DWI was performed on a 1.5-tesla system with a torso phased-array coil. The FDG-PET/CT imaging protocol included a scan from the upper thighs to the skull base after four to six hours of fasting and FDG uptake of 60 minutes. The FEC-PET/CT exam was the same protocol as FDG-PET/CT and included the administration of 200 to 300 MBq of FEC.

Both FEC and FDG-PET/CT studies were performed on consecutive days. The time between DWI and the first PET/CT study was between 0 and 17 days, with a mean of six days.

Researchers then correlated information on tumor grade, primary tumor FDG maximum standardized uptake values (SUVmax), FEC SUVmax, and the apparent diffusion coefficient (ADC) mean for DWI. Histology was used as the reference standard.

One experienced reader interpreted both the FEC- and FDG-PET/CT images. Cervical and endometrial tumor volumes of interest were defined by segmentation of 40% SUVmax threshold. For DWI, primary cervical and endometrial tumors were segmented on the ADC map correlating with the T2-weighted and b = 1200 images at each slice where a tumor was present.

Image analysis

In reviewing the results, researchers noted there were no adverse effects following FEC administration. The primary tumor was visualized in 10 (91%) of the 11 cases on FEC-PET/CT and on all FDG-PET/CT (100%) and DWI (100%) studies.

Researchers speculated that the one tumor that was not detected above background activity on FEC was probably due to its small size and low-level avidity relative to FDG.

Among the 11 patients, the mean FEC SUVmax was 7.2 (± 3.8), which was significantly lower than the FDG SUVmax of 16.6 (± 10.7).

The difference in uptake between FEC in FDG, Barwick said, "relates to different aspects of tumor biology. There is no reason to expect the level of uptake [between FDG and FEC] to be the same. [FDG] is assessing glucose metabolism, and [FEC] is assessing cell membrane turnover."

The researchers found, however, positive correlation between FEC SUVmax and FDG SUVmax (r = 0.78), but no correlation between ADCmean and FEC or FDG SUVmax (r = -0.35 and -0.24, respectively).

When comparing high-grade (grade 3) tumors with low-grade (grade 1 and grade 2) tumors, the researchers found a significant difference in whole tumor ADCmean (p = 0.004), but no significant difference demonstrated in FEC SUVmax (p = 0.25) or FDG SUVmax (p = 0.28).

Barwick cited the small patient cohort as one limitation of the study.
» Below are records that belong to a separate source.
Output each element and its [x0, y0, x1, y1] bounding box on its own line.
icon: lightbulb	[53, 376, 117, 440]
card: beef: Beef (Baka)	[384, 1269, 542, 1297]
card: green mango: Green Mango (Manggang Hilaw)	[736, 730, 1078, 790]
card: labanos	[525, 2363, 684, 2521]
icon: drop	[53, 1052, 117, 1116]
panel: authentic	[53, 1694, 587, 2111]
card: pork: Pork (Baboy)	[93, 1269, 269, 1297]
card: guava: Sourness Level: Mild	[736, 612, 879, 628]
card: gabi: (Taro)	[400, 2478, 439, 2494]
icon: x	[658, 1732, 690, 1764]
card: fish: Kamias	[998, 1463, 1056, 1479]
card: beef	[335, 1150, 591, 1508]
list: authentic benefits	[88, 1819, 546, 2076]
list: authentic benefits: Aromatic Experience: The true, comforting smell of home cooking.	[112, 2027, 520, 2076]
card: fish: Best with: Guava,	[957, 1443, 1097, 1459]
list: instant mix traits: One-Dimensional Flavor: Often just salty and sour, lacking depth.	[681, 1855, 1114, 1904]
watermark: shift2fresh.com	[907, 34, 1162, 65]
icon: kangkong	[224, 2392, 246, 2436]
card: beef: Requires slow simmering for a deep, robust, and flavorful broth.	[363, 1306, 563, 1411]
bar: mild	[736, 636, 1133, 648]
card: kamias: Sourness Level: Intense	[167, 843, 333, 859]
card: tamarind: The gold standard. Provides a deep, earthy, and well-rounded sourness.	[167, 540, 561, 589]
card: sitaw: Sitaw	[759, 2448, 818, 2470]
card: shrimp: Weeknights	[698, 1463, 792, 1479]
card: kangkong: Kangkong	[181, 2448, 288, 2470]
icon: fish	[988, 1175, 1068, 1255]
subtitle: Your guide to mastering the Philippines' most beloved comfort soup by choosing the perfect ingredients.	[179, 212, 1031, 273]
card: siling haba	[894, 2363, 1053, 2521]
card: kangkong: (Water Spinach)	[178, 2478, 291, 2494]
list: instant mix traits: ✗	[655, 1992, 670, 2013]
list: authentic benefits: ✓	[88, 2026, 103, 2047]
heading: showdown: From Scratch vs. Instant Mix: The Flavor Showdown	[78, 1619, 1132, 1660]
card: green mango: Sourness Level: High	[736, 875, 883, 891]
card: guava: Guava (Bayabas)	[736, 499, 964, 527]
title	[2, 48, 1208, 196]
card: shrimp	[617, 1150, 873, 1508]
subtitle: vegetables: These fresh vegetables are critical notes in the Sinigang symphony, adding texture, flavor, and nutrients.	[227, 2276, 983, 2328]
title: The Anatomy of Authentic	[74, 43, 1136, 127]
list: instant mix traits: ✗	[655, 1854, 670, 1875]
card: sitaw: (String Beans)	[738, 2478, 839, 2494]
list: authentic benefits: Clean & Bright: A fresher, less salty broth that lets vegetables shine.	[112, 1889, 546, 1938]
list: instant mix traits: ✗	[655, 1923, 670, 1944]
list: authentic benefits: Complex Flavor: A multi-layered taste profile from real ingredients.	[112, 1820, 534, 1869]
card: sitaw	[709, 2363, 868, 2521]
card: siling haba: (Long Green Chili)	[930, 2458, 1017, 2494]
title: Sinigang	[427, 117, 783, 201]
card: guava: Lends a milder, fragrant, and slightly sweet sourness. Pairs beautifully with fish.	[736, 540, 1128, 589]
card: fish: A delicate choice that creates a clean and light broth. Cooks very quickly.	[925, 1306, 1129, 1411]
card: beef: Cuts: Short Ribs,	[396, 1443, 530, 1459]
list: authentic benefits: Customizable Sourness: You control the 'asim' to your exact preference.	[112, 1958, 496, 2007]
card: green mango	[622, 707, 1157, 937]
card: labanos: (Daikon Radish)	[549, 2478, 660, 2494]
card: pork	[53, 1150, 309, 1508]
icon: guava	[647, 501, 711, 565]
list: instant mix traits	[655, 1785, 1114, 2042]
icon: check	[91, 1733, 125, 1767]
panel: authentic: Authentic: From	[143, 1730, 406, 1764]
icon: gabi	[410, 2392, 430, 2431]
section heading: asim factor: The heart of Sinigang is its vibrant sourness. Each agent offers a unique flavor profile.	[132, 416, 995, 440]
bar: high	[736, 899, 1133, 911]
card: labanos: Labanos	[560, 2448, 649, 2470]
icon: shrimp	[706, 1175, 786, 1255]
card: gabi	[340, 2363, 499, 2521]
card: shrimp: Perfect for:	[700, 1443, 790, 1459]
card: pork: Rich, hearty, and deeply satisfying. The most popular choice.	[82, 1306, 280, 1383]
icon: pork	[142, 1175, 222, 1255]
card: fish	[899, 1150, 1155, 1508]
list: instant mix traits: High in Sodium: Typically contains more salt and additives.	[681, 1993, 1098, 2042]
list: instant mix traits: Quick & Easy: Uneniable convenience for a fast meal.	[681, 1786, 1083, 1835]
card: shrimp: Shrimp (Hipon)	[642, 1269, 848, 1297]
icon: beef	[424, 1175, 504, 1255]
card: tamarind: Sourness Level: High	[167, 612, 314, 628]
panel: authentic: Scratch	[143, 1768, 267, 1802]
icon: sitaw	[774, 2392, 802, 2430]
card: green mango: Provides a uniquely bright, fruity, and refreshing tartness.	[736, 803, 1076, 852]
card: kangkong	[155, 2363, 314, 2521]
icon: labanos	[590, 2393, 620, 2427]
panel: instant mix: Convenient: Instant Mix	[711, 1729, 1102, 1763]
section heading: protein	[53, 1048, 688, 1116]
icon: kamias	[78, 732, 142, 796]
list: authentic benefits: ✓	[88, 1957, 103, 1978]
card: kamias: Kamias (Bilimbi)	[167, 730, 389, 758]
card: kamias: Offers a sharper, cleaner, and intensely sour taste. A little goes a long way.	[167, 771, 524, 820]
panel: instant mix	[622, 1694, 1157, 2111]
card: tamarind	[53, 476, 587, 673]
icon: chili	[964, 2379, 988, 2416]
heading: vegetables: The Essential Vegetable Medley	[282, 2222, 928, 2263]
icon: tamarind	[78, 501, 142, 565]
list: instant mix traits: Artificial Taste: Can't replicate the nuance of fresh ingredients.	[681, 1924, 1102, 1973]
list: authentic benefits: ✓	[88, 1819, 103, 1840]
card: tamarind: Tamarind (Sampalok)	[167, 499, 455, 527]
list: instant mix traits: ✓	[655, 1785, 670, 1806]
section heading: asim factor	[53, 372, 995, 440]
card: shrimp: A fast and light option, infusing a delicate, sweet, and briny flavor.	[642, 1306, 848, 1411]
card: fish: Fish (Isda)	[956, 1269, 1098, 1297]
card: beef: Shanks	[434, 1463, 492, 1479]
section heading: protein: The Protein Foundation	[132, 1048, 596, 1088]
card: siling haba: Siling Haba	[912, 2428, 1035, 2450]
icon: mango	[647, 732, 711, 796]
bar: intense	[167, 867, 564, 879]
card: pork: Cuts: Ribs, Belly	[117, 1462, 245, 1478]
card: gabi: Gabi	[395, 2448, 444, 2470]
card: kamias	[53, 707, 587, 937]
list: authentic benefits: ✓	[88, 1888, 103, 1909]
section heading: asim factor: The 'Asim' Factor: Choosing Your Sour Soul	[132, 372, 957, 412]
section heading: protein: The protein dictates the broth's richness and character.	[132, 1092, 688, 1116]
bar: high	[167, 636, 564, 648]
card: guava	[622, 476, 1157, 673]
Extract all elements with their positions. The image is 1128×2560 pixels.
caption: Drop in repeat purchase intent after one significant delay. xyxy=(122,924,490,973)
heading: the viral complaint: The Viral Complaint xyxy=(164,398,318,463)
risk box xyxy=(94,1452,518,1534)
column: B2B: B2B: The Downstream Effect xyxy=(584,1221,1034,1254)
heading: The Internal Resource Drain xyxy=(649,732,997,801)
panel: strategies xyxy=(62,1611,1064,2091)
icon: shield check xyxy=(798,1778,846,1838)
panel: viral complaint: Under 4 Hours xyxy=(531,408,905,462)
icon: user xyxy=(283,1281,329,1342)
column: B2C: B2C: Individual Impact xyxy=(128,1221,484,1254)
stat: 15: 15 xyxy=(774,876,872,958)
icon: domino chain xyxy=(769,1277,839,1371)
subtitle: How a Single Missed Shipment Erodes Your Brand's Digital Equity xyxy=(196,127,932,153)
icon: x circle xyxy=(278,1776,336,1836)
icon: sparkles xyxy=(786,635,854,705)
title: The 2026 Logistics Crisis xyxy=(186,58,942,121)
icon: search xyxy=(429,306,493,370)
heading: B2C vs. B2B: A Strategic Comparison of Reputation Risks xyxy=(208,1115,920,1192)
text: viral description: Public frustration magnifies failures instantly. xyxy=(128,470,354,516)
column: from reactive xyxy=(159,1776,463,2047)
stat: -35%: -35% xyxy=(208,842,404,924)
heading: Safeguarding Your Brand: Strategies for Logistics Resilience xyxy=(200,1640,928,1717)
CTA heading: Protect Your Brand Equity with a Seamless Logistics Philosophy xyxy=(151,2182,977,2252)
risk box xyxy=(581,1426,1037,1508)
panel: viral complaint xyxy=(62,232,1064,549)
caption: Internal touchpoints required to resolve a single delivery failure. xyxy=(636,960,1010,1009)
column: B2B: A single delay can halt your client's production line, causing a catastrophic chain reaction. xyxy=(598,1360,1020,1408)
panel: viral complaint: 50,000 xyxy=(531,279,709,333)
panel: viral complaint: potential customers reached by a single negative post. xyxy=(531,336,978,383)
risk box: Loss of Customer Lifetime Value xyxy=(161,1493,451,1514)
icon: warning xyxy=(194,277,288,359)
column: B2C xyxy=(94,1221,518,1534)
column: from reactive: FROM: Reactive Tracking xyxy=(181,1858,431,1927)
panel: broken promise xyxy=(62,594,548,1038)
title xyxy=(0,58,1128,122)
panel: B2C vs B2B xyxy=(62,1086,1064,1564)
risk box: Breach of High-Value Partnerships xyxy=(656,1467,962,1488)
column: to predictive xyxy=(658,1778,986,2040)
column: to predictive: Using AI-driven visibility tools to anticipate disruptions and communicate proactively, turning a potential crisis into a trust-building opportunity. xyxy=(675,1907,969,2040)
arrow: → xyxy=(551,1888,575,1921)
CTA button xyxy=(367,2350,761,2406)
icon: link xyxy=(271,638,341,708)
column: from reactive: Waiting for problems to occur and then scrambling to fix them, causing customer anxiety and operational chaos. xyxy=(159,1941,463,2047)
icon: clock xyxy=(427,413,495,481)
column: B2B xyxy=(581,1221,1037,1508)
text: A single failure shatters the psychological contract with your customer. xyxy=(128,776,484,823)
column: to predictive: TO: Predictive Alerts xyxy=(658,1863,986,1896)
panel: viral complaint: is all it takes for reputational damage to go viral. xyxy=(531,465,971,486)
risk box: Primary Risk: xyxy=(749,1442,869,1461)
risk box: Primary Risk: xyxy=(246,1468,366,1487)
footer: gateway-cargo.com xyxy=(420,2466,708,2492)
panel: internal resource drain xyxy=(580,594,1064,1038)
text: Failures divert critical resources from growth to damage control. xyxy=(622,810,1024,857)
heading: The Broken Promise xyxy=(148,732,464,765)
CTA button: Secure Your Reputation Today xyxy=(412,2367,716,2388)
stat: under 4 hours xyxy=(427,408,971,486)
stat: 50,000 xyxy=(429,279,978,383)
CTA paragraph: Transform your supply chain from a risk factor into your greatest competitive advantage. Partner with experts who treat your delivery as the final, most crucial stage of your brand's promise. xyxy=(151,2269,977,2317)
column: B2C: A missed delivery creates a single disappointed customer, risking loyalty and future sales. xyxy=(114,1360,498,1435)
"The trial now has recruited 56 patients in total, and further analysis will be possible when all site data becomes available," she added.

Barwick and her colleagues plan to continue their research by evaluating the prognostic value of combined PET and MRI functional data.

"Most tumors were detected on FEC," she noted. "It was important for us to establish an early stage for the MAPPING study. Further evaluation is now required to assess prognostic factors in staging accuracy."